We have a nod to class with Dante’s family – his mother trying to recover from a stroke but the family not having enough money to pay the medical bills. We further see when the college kids harry spoke to have powerful connections and that causes Murphy to chide him for bothering them.

I like the confrontation between Morgan and Harry about how the council lets so much slip through the cracks with their war on dark magic, how many victims fall through. But I’d like to see more from the High Council’s side – if they are at war with Dark Magic every second of every day, as Morgan points out, I’d like to see these epic battles that take up the Council’s time. It would make the Council more sympathetic, introduce, perhaps, a little epic into the plot line and explain why the Council can’t investigate these issues.

Inclusionwise it was pretty good on a racial standpoint - while Dante is stealing, his motives are as pure as can be - compared to his rich, white privileged companions.Raychelle was still very expendable though - and then became the motivation for the whole episode. Too many women's deaths are just thrown in to give menfolk the motivation to act.

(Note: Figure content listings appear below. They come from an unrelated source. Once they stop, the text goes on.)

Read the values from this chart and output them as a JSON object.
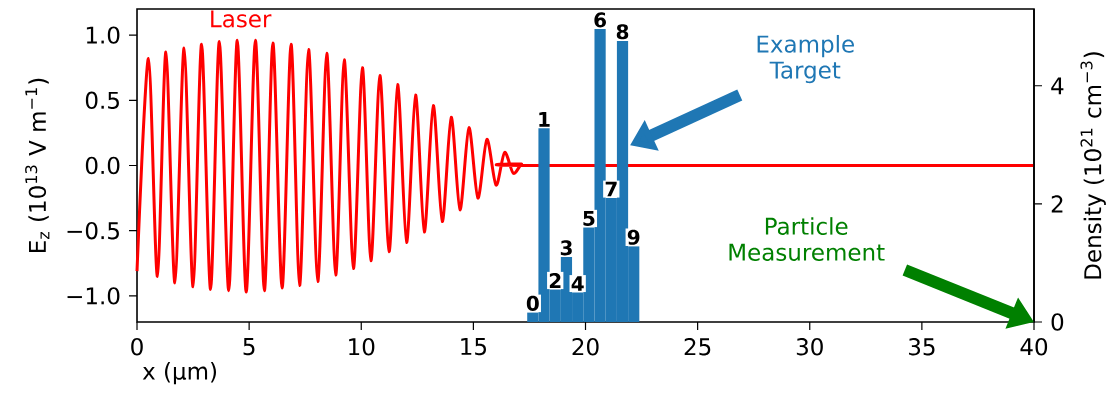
{
  "chart_data": {
    "type": "line",
    "xlabel": "x (µm)",
    "ylabel": "E$_{z}$ (10$^{13}$ V m$^{−1}$)",
    "y2label": "Density (10$^{21}$ cm$^{−3}$)",
    "xlim": [
      0,
      40
    ],
    "ylim": [
      -1.2,
      1.2
    ],
    "y2lim": [
      0,
      5.3
    ],
    "xticks": [
      0,
      5,
      10,
      15,
      20,
      25,
      30,
      35,
      40
    ],
    "yticks": [
      {
        "value": -1,
        "label": "−1.0"
      },
      {
        "value": -0.5,
        "label": "−0.5"
      },
      {
        "value": 0,
        "label": "0.0"
      },
      {
        "value": 0.5,
        "label": "0.5"
      },
      {
        "value": 1,
        "label": "1.0"
      }
    ],
    "y2ticks": [
      0,
      2,
      4
    ],
    "series": [
      {
        "name": "Laser",
        "color": "#ff0000",
        "x": [
          0,
          0.51,
          0.91,
          1.29,
          1.69,
          2.1,
          2.5,
          2.88,
          3.28,
          3.67,
          4.09,
          4.47,
          4.87,
          5.28,
          5.68,
          6.06,
          6.47,
          6.87,
          7.25,
          7.65,
          8.06,
          8.46,
          8.86,
          9.24,
          9.65,
          10.05,
          10.43,
          10.83,
          11.24,
          11.62,
          12.02,
          12.42,
          12.81,
          13.21,
          13.61,
          14.01,
          14.4,
          14.8,
          15.2,
          15.6,
          16.01,
          16.39,
          16.78,
          17.15,
          17.5,
          40
        ],
        "values": [
          -0.81,
          0.82,
          -0.85,
          0.87,
          -0.9,
          0.9,
          -0.93,
          0.93,
          -0.95,
          0.95,
          -0.96,
          0.96,
          -0.97,
          0.96,
          -0.96,
          0.94,
          -0.94,
          0.93,
          -0.92,
          0.89,
          -0.89,
          0.86,
          -0.84,
          0.81,
          -0.79,
          0.75,
          -0.73,
          0.69,
          -0.66,
          0.62,
          -0.59,
          0.54,
          -0.51,
          0.46,
          -0.43,
          0.37,
          -0.34,
          0.29,
          -0.25,
          0.2,
          -0.15,
          0.1,
          -0.06,
          0.01,
          0,
          0
        ]
      },
      {
        "name": "Example Target",
        "type": "histogram",
        "axis": "y2",
        "color": "#1f77b4",
        "bins": [
          17.4,
          17.9,
          18.4,
          18.9,
          19.4,
          19.9,
          20.4,
          20.9,
          21.4,
          21.9,
          22.4
        ],
        "values": [
          0.16,
          3.28,
          0.55,
          1.1,
          0.5,
          1.6,
          4.96,
          2.1,
          4.76,
          1.28
        ]
      }
    ],
    "annotations": [
      "0",
      "1",
      "2",
      "3",
      "4",
      "5",
      "6",
      "7",
      "8",
      "9",
      "Particle Measurement"
    ]
  }
}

I’m actually pretty impressed with how the Dresden Files manages to include a moderate amount of magic with a relatively small special effect’s budget (and smaller props budget. Did I mention the hockey stick wizard staff?). It’s subtle and well done – though, again, it’s really important to step back from the books and treat the show as an entity in its own right.

This episode had a lot of very powerful scenes that examined a lot of issues. We had class, neglected children, lots of talk about Bob and his situation and exactly how innocent is someone when their bad choices lead them to hurt others – even if that specific hurt is unintended? The discussion with Morgan, why harry cares, why he should care and why the High Council can’t care. It was a really rich episode and really upped the quality of the series, showing it’s happy to bring some depth to the series and take it beyond the monster of the week.